Archaeologists would later find a staggering 22 tons of these ingots beneath the sand, as well as cannon and swords, ivory and astrolabes, muskets and chain mail—thousands of artifacts in all. And gold, of course, fistfuls of gold: more than 2,000 beautiful, heavy coins—mainly Spanish excelentes bearing the likenesses of Ferdinand and Isabella, but also a smattering of Venetian, Moorish, French, and other coinage, as well as exquisite portugueses with the coat of arms of King João III.
It is by far the oldest shipwreck ever found on the coast of sub-Saharan Africa, and the richest. Its dollar value is anyone's guess, but none of its treasures have fired the imaginations of the world's archaeologists as much as the wreck itself: a Portuguese East Indiaman from the 1530s, the heart of the age of discovery, with its cargo of treasure and trade goods intact, having lain untouched and unsuspected in these sands for nearly 500 years.
"This is a priceless opportunity," says Francisco Alves, the doyen of Portuguese maritime archaeologists and the head of nautical archaeology under the Ministry of Culture. "We know so little about these great old ships. This is only the second one ever excavated by archaeologists. All the others were plundered by treasure hunters."

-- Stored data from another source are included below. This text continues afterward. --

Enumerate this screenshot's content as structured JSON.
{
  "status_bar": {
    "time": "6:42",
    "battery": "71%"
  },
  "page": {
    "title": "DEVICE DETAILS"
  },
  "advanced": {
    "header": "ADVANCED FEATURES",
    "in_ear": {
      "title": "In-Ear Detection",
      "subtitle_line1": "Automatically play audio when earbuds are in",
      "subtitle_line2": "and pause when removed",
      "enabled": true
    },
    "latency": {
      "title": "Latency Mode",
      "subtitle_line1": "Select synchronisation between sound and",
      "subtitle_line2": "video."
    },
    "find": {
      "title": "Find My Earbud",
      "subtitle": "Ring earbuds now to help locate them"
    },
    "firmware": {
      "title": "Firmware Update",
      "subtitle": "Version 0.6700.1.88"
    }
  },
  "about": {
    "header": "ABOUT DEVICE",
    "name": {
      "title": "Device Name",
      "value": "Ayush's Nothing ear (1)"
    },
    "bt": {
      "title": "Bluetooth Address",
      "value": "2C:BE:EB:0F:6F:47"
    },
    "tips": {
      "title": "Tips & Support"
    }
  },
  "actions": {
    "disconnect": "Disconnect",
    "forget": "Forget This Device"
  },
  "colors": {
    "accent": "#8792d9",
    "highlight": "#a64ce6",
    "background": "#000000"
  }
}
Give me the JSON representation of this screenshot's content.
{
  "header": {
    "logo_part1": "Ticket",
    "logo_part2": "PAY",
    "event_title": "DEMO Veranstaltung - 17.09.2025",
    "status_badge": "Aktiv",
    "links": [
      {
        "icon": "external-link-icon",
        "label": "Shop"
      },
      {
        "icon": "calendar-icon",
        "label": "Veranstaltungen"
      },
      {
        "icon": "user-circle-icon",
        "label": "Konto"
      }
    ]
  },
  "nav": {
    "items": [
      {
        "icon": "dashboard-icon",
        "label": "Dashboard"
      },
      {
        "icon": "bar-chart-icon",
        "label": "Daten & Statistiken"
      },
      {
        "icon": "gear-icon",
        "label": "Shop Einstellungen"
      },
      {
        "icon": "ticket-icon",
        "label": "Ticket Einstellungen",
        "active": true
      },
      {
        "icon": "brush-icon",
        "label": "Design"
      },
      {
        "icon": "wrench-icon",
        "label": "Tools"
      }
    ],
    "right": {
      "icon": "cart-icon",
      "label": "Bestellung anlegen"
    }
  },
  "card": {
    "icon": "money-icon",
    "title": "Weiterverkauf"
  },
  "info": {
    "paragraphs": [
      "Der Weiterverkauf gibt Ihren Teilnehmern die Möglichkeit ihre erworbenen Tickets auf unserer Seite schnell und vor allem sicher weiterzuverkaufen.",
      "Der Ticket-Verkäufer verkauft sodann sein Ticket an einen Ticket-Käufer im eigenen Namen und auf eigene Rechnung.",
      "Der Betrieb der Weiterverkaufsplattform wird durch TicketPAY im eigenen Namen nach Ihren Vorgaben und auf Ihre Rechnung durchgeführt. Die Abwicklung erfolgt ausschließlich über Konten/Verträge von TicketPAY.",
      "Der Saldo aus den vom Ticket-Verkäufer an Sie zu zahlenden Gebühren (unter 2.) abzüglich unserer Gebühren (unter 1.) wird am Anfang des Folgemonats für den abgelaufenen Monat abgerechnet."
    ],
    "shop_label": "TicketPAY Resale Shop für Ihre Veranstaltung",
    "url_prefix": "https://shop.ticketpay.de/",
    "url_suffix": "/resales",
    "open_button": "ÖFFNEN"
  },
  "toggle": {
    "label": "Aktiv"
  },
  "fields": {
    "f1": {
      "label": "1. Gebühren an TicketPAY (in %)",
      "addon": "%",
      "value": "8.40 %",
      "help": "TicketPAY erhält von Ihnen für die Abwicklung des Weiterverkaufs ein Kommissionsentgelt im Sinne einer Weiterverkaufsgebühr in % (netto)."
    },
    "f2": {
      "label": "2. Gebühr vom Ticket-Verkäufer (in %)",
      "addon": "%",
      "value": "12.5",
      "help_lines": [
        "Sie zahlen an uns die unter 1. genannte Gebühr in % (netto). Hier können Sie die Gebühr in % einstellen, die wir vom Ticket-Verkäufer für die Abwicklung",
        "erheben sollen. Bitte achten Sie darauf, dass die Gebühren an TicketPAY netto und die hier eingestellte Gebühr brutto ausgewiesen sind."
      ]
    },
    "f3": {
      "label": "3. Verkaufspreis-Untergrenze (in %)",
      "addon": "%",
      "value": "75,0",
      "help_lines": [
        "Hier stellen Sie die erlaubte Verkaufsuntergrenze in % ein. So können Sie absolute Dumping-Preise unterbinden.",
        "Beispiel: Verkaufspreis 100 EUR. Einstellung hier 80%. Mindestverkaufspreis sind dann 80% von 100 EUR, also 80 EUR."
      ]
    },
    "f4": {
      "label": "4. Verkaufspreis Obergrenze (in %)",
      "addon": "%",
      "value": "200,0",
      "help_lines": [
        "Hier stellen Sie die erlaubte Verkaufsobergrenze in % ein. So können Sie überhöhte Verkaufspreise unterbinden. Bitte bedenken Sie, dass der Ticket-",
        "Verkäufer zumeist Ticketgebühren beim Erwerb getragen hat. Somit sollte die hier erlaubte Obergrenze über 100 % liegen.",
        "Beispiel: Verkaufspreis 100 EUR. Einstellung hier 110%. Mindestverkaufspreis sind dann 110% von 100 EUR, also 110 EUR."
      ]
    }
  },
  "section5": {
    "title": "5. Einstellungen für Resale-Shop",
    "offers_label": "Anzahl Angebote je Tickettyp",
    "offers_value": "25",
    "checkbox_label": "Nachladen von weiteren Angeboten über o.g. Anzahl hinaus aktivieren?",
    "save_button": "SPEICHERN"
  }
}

Treasure hunters are never going to be a problem here, not in the middle of one of the world's most jealously guarded diamond mines, on a coast whose very name—Sperrgebiet—means "forbidden zone" in German. Far from plundering, officials at De Beers and in the Namibian government, who work the lease as a joint venture called Namdeb, suspended their operations around the wreck site, called in a team of archaeologists, and for a few gloriously diverting weeks mined history instead of diamonds.
It will take scholars years to study the wealth of material gleaned from the Diamond Shipwreck, as it has come to be called. "So much is unknown," says Filipe Vieira de Castro, the Portuguese-born coordinator of the nautical archaeology program at Texas A&M University. Castro has spent more than ten years studying Portuguese trading vessels, or naus, lately developing computer models based on the slender archaeological pickings available. "This wreck will give us new insights into everything from hull design, rigging, and how these ships evolved, to little day-to-day things such as how they cooked meals on board and what people brought with them on these great journeys."